Des plaintes ont été déposées auprès du procureur général Hisham Barakat, afin que Malik Obama soit placé sur la liste de surveillance des autorités égyptiennes et interrogé sur son rôle dans le financement du terrorisme islamique international.

Malik Obama est le secrétaire exécutif de l’IDO, dont l’objectif est de promouvoir la version Wahhabite saoudienne de l’islam à travers tout le continent africain. Il est probable que l’IDO soit associée l’International Islamic Council for Dawa and Relief (IICDR), qui fédère 86 organisations islamiques, et qui est domiciliée au Caire. Son secrétaire général est Abdullah Omar Nasseef, également président du Congrès islamique mondial, une des principales organisations des Frères musulmans. Nasseef a été également secrétaire-général de la Ligue islamique mondiale (une organisation sponsorisée par l’Arabie Saoudite) et a co-fondé en 1988, avec l’ancien président pakistanais Zia-ul-Haq, le Rabita Trust, le bras financier de la Ligue. Celui-ci a été placé sous enquête par le sénat américain (et plus tard désigné par le Comité des sanctions contre Al-Qaïda du Conseil de sécurité des Nations Unies comme organisation proche d’Al-Qaïda.

La relation qu’entretient le président Obama avec son demi-frère Malik n’est pas distante, puisque les deux ont été le témoin de l’autre au cours de leurs mariages respectifs, et que Malik Obama s’est rendu à la Maison Blanche à plusieurs occasions.

Malik Obama dirige également la Fondation Barack H. Obama, qui a été dénoncée pour avoir collecté des fonds déductibles d’impôt sur internet entre 2008 et 2011 alors qu’elle ne bénéficiait pas du statut requis pour le faire. Cette situation a été régularisée en juin 2011, suite à des interventions appropriées, avec en prime un effet rétroactif couvrant les irrégularités jusqu’en 2008.

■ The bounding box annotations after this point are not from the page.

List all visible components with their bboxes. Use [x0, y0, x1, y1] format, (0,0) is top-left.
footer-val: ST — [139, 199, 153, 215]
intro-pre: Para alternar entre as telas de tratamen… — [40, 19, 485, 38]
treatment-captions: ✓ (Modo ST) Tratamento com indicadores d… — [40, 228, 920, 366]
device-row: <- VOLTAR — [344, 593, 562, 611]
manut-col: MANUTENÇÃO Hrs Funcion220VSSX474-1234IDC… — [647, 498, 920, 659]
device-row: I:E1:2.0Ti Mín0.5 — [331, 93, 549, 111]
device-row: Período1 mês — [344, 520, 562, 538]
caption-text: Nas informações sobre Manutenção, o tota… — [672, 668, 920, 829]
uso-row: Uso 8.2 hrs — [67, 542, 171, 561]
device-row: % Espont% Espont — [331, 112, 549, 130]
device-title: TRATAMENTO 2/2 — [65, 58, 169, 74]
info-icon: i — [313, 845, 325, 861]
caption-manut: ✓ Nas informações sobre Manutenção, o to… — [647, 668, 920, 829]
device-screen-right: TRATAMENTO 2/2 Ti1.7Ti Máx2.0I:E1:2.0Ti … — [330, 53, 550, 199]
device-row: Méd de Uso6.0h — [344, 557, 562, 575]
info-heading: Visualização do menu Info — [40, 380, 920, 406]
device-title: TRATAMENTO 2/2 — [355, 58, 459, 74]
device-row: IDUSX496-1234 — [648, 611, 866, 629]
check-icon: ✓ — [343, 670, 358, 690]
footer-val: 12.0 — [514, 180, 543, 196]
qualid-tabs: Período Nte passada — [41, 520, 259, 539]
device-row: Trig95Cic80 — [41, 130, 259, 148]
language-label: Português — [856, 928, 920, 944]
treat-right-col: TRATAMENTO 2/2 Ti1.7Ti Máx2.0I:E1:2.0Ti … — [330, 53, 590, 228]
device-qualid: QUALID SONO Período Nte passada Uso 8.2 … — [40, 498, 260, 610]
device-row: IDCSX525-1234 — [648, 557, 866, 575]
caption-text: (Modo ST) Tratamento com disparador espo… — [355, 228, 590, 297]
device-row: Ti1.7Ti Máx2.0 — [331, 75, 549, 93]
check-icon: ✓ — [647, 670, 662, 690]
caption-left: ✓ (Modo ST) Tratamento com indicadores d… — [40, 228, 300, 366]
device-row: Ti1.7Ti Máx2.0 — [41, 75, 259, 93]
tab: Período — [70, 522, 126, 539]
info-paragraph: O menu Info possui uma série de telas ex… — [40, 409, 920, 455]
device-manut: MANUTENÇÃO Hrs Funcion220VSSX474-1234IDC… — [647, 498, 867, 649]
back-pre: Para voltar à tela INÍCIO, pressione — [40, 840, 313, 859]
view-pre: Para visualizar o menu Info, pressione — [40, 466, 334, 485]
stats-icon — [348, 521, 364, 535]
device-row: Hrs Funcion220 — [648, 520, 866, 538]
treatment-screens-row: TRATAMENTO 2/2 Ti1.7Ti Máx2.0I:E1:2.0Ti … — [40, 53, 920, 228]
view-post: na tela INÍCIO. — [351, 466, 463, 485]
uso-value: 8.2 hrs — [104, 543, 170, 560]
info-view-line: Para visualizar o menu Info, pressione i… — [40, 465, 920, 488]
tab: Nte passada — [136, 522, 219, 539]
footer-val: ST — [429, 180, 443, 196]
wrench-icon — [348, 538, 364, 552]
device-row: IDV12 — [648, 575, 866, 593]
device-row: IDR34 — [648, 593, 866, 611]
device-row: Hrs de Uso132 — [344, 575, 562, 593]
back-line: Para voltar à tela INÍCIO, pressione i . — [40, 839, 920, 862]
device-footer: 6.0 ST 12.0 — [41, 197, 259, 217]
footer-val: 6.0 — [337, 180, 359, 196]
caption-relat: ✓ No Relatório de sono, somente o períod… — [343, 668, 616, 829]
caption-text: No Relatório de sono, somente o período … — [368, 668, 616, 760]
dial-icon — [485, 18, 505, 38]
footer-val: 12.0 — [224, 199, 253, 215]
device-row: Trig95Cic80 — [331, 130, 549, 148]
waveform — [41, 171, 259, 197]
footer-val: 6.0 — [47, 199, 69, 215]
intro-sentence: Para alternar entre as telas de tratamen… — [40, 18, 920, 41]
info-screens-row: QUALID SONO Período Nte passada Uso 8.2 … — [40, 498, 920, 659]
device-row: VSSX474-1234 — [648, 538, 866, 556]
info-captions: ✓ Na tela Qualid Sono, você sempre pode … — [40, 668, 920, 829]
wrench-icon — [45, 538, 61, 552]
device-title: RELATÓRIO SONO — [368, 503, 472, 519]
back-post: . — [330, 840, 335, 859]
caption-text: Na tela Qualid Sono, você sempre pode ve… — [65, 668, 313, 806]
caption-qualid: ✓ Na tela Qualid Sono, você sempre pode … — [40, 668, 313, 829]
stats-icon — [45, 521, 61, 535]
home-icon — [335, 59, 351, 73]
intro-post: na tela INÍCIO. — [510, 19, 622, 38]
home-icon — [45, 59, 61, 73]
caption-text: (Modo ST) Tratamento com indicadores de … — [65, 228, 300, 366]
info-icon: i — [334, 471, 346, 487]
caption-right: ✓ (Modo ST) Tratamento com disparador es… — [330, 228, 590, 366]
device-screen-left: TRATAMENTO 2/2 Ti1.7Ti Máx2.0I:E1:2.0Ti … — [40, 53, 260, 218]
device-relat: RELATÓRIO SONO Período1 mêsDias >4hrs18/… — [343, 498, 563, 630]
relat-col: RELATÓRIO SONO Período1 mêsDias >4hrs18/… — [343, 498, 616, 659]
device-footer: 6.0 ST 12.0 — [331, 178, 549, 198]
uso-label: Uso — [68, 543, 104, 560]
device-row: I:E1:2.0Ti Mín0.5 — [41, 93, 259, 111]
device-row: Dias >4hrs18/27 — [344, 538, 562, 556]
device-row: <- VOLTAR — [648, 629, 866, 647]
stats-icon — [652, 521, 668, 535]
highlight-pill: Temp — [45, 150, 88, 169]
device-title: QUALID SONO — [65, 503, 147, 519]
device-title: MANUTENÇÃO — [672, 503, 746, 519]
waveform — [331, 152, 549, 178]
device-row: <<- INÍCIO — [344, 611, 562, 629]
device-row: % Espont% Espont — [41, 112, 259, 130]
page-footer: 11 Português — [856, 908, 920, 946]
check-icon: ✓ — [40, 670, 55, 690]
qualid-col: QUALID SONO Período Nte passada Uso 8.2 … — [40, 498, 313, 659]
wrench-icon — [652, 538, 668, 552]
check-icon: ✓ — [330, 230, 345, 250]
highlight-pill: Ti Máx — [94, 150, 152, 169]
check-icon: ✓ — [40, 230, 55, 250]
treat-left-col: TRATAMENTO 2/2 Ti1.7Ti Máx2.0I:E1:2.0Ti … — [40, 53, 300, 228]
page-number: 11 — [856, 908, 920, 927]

La famille Obama dispose également d’une deuxième fondation, la Mama Sarah Obama Foundation. Celle-ci accorde des bourses pour l’étude de la charia auprès de trois écoles spécialisées en ce domaine en Arabie Saoudite: l’Ecole Umm al-Qura, l’Université islamique de Médine et l’Université islamique Imam Muhammad bin Saud de Riyad.

Rappelons pour terminer que Saad al-Shater, le fils du dirigeant des Frères musulmans emprisonné Khairat al-Shater, avait déclaré en août dernier détenir des preuves susceptibles d’«envoyer Obama en prison». Il avait affirmé par la suite que le président Barack Obama avait envoyé une délégation au Caire pour faire libérer son père et d’autres personnalités dirigeantes des Frères musulmans, afin d’empêcher la publication de documents explosifs pouvant incriminer tant Obama que les Etats-Unis. Saad al-Shater fut arrêté par les autorités égyptiennes le 28 août.

Ces nouveaux événements nous permettent de mieux comprendre pourquoi l’administration Obama s’est évertuée, malgré la promesse formelle faite par Barack en 2009 aux famille des victimes des attentats du 11 septembre 2001, à obstruer les efforts de ces familles pour obtenir la publication du chapitre de 28 pages du rapport de la Commission d’enquête conjointe du Congrès documentant, selon les informations disponibles, le rôle de l’Arabie Saoudite dans ces attentats.

Une campagne de plus en plus médiatisée est en train d’émerger pour obtenir la publication de ces 28 pages, avec la formation récente d’une association baptisée «Les familles du 11 septembre unies pour mettre le terrorisme en faillite» (9/11 Families United to Bankrupt Terrorism). Ce groupe appelle le président Obama à respecter sa promesse et bénéficie du soutien de deux quotidiens de Floride, le Miami Herald et le Sarasota Herald-Tribune.

Une requête auprès d’une tribunal fédéral a été déposée, afin d’obliger le FBI à obtempérer aux requêtes de déclassification faites par diverses personnalités et associations sous l’égide de la Loi d’accès à l’information.

On comprend mieux maintenant pourquoi les intérêts saoudiens associés à la famille Bush ont trouvé en 2008 en Barack Obama un allié fiable dans la défense de leurs intérêts ; et pourquoi ils se sont mobilisés, à l’échelle internationale, pour que celui-ci devienne le digne successeur de Bush à la Maison-Blanche.